The other huge reason for R adoption is it makes running stat analyses very simple, so for all the people who aren't programmers, and don't wish to be programmers, R is an awesome choice. The ability to, in 3 simple lines of R, load data from a csv, run a glm, and get a sophisticated report on the model is awesome.

collyw · on Dec 15, 2014

Excel is awesome in a similar way, no?

IndianAstronaut · on Dec 15, 2014

Hadley Wikham's work has made the R environment much more tolerable and interesting. Because of it, R can be a pleasure to work with.

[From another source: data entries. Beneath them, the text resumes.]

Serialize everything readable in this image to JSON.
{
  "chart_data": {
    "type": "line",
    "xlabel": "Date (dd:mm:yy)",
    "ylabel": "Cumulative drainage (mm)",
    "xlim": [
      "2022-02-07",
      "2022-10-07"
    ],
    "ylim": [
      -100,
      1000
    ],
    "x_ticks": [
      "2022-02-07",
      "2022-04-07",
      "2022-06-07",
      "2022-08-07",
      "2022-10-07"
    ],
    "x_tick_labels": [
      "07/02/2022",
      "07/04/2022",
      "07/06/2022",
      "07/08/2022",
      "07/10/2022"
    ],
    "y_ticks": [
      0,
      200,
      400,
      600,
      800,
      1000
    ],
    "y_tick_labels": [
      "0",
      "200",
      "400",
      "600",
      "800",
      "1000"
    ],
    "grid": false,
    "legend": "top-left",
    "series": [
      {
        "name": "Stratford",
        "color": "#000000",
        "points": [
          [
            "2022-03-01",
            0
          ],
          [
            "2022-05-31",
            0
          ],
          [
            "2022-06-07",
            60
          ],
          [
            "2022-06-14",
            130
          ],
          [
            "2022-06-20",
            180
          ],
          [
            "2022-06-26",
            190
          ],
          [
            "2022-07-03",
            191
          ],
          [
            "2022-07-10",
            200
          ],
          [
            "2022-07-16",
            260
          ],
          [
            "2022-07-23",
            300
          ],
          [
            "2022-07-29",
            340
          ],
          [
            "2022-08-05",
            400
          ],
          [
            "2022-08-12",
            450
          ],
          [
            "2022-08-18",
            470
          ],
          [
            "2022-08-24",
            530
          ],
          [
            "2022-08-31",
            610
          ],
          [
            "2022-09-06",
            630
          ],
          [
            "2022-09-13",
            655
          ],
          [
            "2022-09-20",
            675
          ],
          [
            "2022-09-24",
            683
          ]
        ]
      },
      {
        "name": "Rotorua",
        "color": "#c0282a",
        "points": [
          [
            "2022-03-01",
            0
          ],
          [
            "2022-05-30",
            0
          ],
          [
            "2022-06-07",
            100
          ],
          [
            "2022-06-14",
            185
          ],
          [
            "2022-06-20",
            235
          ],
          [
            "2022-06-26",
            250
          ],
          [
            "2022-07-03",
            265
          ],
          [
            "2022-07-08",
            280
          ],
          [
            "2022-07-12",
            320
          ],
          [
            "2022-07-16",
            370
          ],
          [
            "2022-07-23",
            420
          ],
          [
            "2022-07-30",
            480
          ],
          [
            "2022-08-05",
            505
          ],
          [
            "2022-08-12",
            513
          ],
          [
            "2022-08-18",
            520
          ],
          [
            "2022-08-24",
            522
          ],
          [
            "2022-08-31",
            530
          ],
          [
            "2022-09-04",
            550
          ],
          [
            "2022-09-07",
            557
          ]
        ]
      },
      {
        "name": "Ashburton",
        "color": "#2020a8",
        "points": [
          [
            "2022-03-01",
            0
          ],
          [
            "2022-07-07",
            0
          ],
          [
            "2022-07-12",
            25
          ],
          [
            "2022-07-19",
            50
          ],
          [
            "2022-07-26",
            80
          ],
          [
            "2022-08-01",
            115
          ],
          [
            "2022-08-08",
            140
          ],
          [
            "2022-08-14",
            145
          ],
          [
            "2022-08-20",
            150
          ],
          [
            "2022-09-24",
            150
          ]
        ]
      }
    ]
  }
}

weissguy · on Dec 15, 2014

The battle between R and NumPy reminds me of the competition between American and Japanese auto manufacturers. Did American car companies successfully play QA catchup in the past 10 years? Probably, and God knows they needed to. Meanwhile, Japanese car manufacturers were building on 35 years of QA excellence the whole time.

I would be far more excited about the possibilities created by a cornucopia of new stats/dataviz functionality built into Python than I would be about some packages that make R a bit less terrible to write.

hadley · on Dec 15, 2014

The whole R sucks as a language thing is getting pretty old. There is some things that R is really good at, there are some things that Python is really good at. Just because R comes from a somewhat unusual ancestry (firmly rooted in functional programming with immutable data structures and generic function style OO) doesn't make it bad.

jzwinck · on Dec 15, 2014

As recently as a few months ago, R used a form of "reference counting" which only allowed three values in the counter: 0, 1, and 2 [1]. This might be caused by unusual ancestry or it might not, but it's hard to stop saying R sucks when it does that in 2014.

[1] http://stackoverflow.com/a/25384396/4323

hadley · on Dec 15, 2014

It still does that. But it's an optimization for editing in place, not related to gc

joyofdata · on Dec 15, 2014

Actually having lots of people complain about a programming language is a good indicator for that language doing well:

- JavaScript

- PHP

- C++

- ...

On that note, Hadley, R IS awesome and a large reason for that is your contribution to it! Thanks and keep up the good work!

hadley · on Dec 15, 2014

Thanks!

alilja · on Dec 15, 2014

The worst part of R is that array indices begin at 1, and trying to get an array at 0 will fail silently by returning 0. I've spent many a night trying to figure out why all my data is wrong because my_array[0] * frame$column is returning the wrong numbers.

princeb · on Dec 15, 2014

this gets brought up again and again with no agreement and the only advice I know how to give you is that when working in any language that has mathematics as its primary focus (mathematica, matlab, Julia, R), you use 1-index, and other languages you use 0-index.

redacted · on Dec 15, 2014

alilja's issue isn't 1-indexing, it's R's completely insane decision to return usable numerical values for an array access error. In Mathematica or Matlab accidentally using 0-indexing would lead to obvious errors, while in R it often doesn't - especially if you have sparse/many zero data already

hadley · on Dec 16, 2014

That's not true. If you index with 0 you get a zero length vector back

kephra · on Dec 15, 2014

The worst point of R is debugging. R scripts often fail without telling any line number, even if script starts with an "options(error=traceback)". And I never seen line numbers of warnings.

So you get errors, crashes and warning, and the only way to debug R, is to inject message() statements all over the code.

hadley · on Dec 16, 2014

You probably want options(error = recover). If you're not getting line numbers you need to upgrade R. You might find http://adv-r.had.co.nz/Exceptions-Debugging.html helpful.

joyofdata · on Dec 15, 2014

> The more you learn about the R language, the worse it will feel.

The opposite is true in my experience.

> R makes me want to kick things almost every time I use it.

Maybe R is not your biggest problem.

> The documentation is inanely bad. I can't explain it.

Good point!